The games give us that, too—the sense that every single time can be like new.

I wrap my short satin robe around me as I go to the bathroom. In the shower, I take my time, rubbing myself all over with the creamy shower gel, daydreaming about all the ways Jonah's going to touch me.

Yet he will wait. He will listen for the safe word. We both have the absolute knowledge that we know where to set our limits. After what happened with Mack, Jonah finally understands that I'm strong enough to protect myself.

And as I stand there, hot water running down my back, I realize for the first time what our games truly give to Jonah.

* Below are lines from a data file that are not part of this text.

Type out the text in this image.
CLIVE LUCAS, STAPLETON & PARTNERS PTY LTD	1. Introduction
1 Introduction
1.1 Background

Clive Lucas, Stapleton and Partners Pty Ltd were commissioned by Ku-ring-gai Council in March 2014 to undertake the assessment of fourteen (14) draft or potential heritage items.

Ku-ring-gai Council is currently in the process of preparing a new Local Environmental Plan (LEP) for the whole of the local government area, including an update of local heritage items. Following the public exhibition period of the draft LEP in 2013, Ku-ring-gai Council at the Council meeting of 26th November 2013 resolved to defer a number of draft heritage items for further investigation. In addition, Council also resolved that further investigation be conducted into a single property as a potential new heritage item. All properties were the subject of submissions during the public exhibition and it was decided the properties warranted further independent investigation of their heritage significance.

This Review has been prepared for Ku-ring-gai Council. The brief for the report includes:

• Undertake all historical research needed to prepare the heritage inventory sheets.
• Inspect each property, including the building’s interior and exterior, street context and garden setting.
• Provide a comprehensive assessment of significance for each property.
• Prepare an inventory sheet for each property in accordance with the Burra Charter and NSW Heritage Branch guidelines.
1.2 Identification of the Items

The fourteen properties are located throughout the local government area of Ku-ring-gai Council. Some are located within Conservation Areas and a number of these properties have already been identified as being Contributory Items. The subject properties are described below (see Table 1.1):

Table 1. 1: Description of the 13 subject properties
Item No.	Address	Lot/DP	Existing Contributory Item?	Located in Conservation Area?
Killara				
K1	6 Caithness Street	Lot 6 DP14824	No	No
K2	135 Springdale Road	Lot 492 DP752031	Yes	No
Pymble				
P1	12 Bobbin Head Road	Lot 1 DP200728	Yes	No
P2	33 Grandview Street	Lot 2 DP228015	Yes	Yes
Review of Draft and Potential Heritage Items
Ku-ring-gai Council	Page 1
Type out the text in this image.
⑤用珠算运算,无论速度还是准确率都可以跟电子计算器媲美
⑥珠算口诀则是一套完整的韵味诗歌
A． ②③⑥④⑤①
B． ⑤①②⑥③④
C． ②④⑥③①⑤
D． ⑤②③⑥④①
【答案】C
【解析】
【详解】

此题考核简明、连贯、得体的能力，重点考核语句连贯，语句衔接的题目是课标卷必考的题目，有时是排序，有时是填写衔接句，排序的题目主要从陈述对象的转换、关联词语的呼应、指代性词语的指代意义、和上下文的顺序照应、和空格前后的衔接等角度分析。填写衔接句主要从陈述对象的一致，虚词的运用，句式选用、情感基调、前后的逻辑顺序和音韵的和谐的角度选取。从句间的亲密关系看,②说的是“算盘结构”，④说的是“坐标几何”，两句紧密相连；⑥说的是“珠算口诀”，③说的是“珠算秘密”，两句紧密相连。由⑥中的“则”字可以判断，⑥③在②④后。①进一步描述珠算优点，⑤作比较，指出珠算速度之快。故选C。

Rebecca made me see that, for them, the past isn't the past. Jonah can't put it all behind him; it is a part of him, every day he lives. He finally opened up enough to tell me how he fears poisoning every relationship, that he has trouble believing he can be good for someone.

But when we play our games, Jonah proves to himself that he can hold back. That he can obey my limits. That he can stop the minute he hears, or says, our safe word. He takes himself to the very brink of brutality and holds himself there through sheer force of will—and every single time he does that, he conquers his past. Maybe only for that day, or that hour, but every victory takes him farther from the monster Carter is, closer to the man Jonah can truly be.

And when I come for him, then cling to him afterward as he cares for me tenderly, Jonah knows he
can
be good for me. He can make me happy, satisfy my darkest desires, help me erase the scars Anthony left, and keep me safe.

Jonah can love me as no one else ever has, or ever will.

Choked up, I force myself to breathe in and out, inhaling the shower's warm mist. If I walk into the bedroom crying, he won't make his move.